A good first step for US and China

US President Donald Trump (left) and China's President Xi Jinping shake hands while walking at Mar-a-Lago estate after a bilateral meeting in Palm Beach, Florida, US on April 7, 2017. PHOTO: REUTERS

As an exercise in damage limitation, the summit between US President Donald Trump and his Chinese counterpart Xi Jinping worked better than officials in both countries had expected.

Mr Trump was at his convivial best, and did not put on the grumpy look he adopted when he recently hosted Germany's Chancellor Angela Merkel. US protocol officers also did not goof up.

And amid the showy opulence of Mr Trump's Florida residence, Mr Xi and his wife struck a restrained image. In short, official media handlers in both Beijing and Washington have every reason to breathe a sigh of relief.

Yet in concrete foreign policy terms, the first China summit of the Trump presidency achieved little more than just sketching out the challenges which lie ahead; the two presidents have shown that they can talk, but have yet to prove that they can work together.

In the lead-up to the summit, China-watchers predicted that President Xi would bring with him a number of key proposals on how to reduce China's huge trade surplus with the US, the thorniest of all bilateral issues and a key plank in Mr Trump's electoral campaign, during which he repeatedly accused China of "raping" the United States, and vowed to brand the superpower a currency manipulator.

But that was never very likely, if only because Beijing regarded this first summit as a mere getting-to-know-you effort, the first stage in a broader haggling with Washington over trade terms.

So the agreement that the two powers will spend the next 100 days outlining their trade grievances and identifying possible solutions was the best that was ever hoped for; it took the sting out of Mr Trump's immediate anger with China, while also acknowledging that the trade imbalance remains a serious problem.

US Commerce Secretary Wilbur Ross boasted that, while previous trade talks with China were "denominated in multiple years", the fact that presidents Xi and Trump have agreed to a 100-day plan to improve trade ties and boost cooperation remained the "most significant takeaway" from the latest summit.

Perhaps, although as Mr Ross himself subsequently admitted, "given the range of issues" facing the world's most important economies, the timetable "may be ambitious".

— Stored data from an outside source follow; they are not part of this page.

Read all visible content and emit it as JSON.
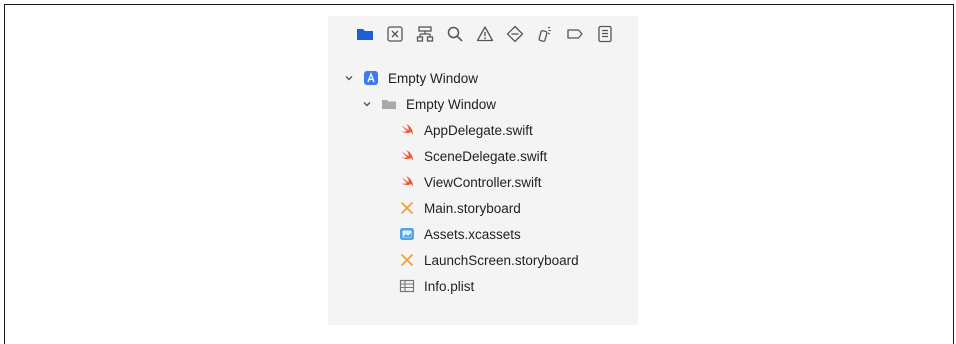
{
  "toolbar": {
    "icons": [
      "folder-icon",
      "source-control-icon",
      "hierarchy-icon",
      "search-icon",
      "warning-icon",
      "test-icon",
      "debug-icon",
      "breakpoint-icon",
      "report-icon"
    ],
    "active": "folder-icon",
    "accent": "#1a5fd6"
  },
  "tree": {
    "project": {
      "label": "Empty Window",
      "icon": "app-project-icon",
      "expanded": true
    },
    "group": {
      "label": "Empty Window",
      "icon": "group-folder-icon",
      "expanded": true
    },
    "files": [
      {
        "label": "AppDelegate.swift",
        "icon": "swift-icon"
      },
      {
        "label": "SceneDelegate.swift",
        "icon": "swift-icon"
      },
      {
        "label": "ViewController.swift",
        "icon": "swift-icon"
      },
      {
        "label": "Main.storyboard",
        "icon": "storyboard-icon"
      },
      {
        "label": "Assets.xcassets",
        "icon": "assets-icon"
      },
      {
        "label": "LaunchScreen.storyboard",
        "icon": "storyboard-icon"
      },
      {
        "label": "Info.plist",
        "icon": "plist-icon"
      }
    ]
  },
  "colors": {
    "swift": "#ef5a3c",
    "storyboard": "#f0a23b",
    "assets": "#4fa3e6",
    "project": "#3d7be8",
    "folder": "#a9a9a9",
    "panel": "#f4f4f4"
  }
}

For, as both he and the Chinese know only too well, nothing is going to be decided until Mr Trump arrives for a state visit to China later this year. Still, if the danger of unilateral US trade sanctions has been averted, that in itself is an achievement.

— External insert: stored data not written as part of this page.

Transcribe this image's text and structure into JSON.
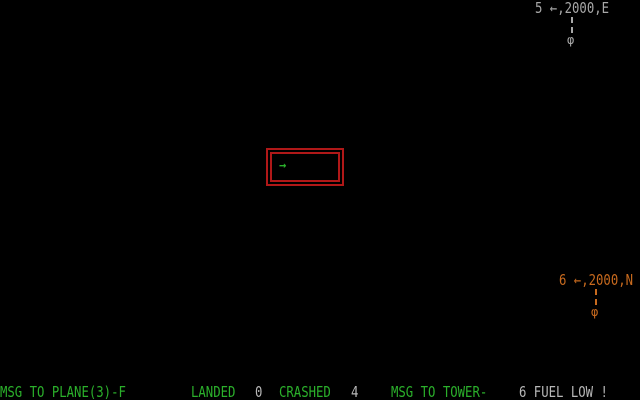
{
  "planes": [
    {
      "id_label": "5",
      "heading_glyph": "←",
      "altitude": "2000",
      "direction": "E",
      "plane_icon": "plane-marker",
      "color": "#a8a8a8"
    },
    {
      "id_label": "6",
      "heading_glyph": "←",
      "altitude": "2000",
      "direction": "N",
      "plane_icon": "plane-marker",
      "color": "#c86a1e"
    }
  ],
  "plane_5_text": "5 ←,2000,E",
  "plane_6_text": "6 ←,2000,N",
  "plane_glyph": "φ",
  "runway": {
    "arrow_glyph": "→",
    "color": "#b01818"
  },
  "status": {
    "msg_to_plane": "MSG TO PLANE(3)-F",
    "landed_label": "LANDED",
    "landed_count": "0",
    "crashed_label": "CRASHED",
    "crashed_count": "4",
    "msg_to_tower": "MSG TO TOWER-",
    "tower_message": "6 FUEL LOW !"
  },
  "colors": {
    "background": "#000000",
    "status_green": "#2bb02b",
    "value_grey": "#b8b8b8"
  }
}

But other important issues were also kicked into the future. The two presidents apparently engaged in "candid discussions" on the South China Sea which, stripped of diplomatic niceties, merely means that both reiterated their old positions.

China and the US also talked about establishing a "new high-level framework" for cooperation on security questions which looks remarkably similar to what Mr Xi launched with then President Barack Obama two years ago.

Nor did the Chinese yield anything important on North Korea, apart from reiterating old slogans about the need for both sides to "exercise restraint" and "engage in dialogue".

And on Syria, a conflict in which China has no significant stake, Beijing was not prepared to give much away. "The Syrian President is elected by the people of Syria and we respect their choice," intoned a Chinese Foreign Ministry spokesman in response to the US military strike on the country, an argument which not even Moscow, which is propping up the Damascus regime with Russian troops, has ever used in defence of the Syrian president.

Still, as the Chinese and American leaders wrapped up their summit, there was a potentially significant hint from the US that the current administration may be about to shift its policy on North Korea.

As Secretary of State Rex Tillerson pointedly remarked, the Americans would be "happy to work" with China on stopping North Korea's nuclear quest, but "we understand it creates unique problems" for Beijing, and "are prepared to chart our own course if this is something China is just unable to coordinate with us".

In other words, either the Chinese help deal with North Korea, or the Americans would do it themselves, in ways in which the US won't specify.

China will be well advised not to dismiss this as just bluster. For it may be the start of a new approach from the Trump administration, one in which the response to North Korea's defiance is an increasing US military footprint in North Asia, precisely what Beijing fears most.

So, although Mr Trump claimed that he made "tremendous progress" in the US-China relationship during his talks with Mr Xi, the reality remains that both sides have merely staked their respective claims.

The hard work of conciliation still lies ahead, and it could prove very elusive.